The New York School Diaspora (Part Forty-Six): Dorothea Lasky
In her luminous “The Ballet,” Dorothea Lasky both caresses the idealization art brings and exposes its divided nature. Her address to ballet reminds us of Emily Dickinson’s address to God as “burglar, banker, father.” We are also perhaps reminded of Frank O’Hara’s love of ballet as embodied by his lover, dancer and dance-historian Vincent Warren; and of O’Hara’s frequent comic alternation between idealism and realism (“we love you get up”).
The poem’s short, heavily stressed lines carry candor close to the unspeakable. In the first stanza, “terribly bright” is a first suggestion of a deformed reality that jealously retains “the mystery.”
The second stanza, moving from a specific past to a sweeping present, works a little like an old toy in which figures are slotted into a base, below which the player’s hand moves them unseen, so that that they glide from one position to the next, “Skating on a lake / Blue and ice.” By now, it’s clear that this is a poetry of constraint, of frightening concentration, of the breaking of the “illusionary time / Where poetry feels inevitable.”
“The terrific clown / Who lives inside/ Every blue dress / Does it see me? brings a coterie of associations.
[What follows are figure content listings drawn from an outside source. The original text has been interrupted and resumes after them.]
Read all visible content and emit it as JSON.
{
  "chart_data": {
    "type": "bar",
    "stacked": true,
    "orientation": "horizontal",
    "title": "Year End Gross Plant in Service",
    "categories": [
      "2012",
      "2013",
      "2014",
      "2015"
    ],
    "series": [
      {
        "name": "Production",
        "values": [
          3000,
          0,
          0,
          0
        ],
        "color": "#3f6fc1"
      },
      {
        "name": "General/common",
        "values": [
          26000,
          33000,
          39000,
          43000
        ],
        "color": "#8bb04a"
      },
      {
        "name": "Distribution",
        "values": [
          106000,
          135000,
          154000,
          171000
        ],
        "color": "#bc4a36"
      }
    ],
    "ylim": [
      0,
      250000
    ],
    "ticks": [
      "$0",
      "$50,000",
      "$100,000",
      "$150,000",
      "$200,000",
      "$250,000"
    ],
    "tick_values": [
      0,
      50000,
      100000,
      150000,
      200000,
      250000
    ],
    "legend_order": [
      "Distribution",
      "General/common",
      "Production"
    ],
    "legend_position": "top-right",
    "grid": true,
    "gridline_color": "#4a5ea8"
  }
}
The circle of blue gauze (the poem’s central color) hides the dancer’s sex, with its horrific mysogenized lips, so like a clown’s—like Lon Chaney’s rictus in the silent film, Laugh Clown Laugh, in which Chaney’s character is terrorized by desire for his innocent, beautiful ward (Loretta Young, in her first film role).
We may think of the custom, in the 19th-century foyer de la danse of the Paris Opera Ballet, of devoting the hours from five to seven to assignations between impoverished dancers and the aristocratic “patrons” who make of them divided creatures, ethereal and hungry, gliding and grasping.
This is a world tied to two horses who gallop in diametrical directions:
Always a star
Always a root
Horrible auras
At the door
The ocean’s blue is “hard and fast”—impersonal, impregnable, riding the “blue dawn”: a destiny, the sadness and travail of age.
The poem’s absorbing fatality, accomplished in “a deep low whisper,” is altered at its close, denying closure: "What is language anyway? / An ending that never happens."
In these lines, the feigned offhandedness of “anyway” carries an excruciating Dickinsonian “zero at the bone.” Dorothea Lasky’s sui generis “The Ballet,” a masterpiece of mixed feelings, sears and purifies with honesty and the unreasonable comfort of an apt surprise.
-Angela Ball
Wow.
Posted by: Collin Callahan | March 21, 2023 at 08:37 AM
But no matter where we start
It all ends in an ocean...
I love this poem, its heart and clarity and terror....
Can't wait for your next book, Dorothea. Thank you for posting this and your thoughtful commentary, Angela.
Posted by: Denise Duhamel | March 21, 2023 at 10:44 AM
Another wonderful post in your series, Angela. "A msterpiece of mixed feelings": great phrase.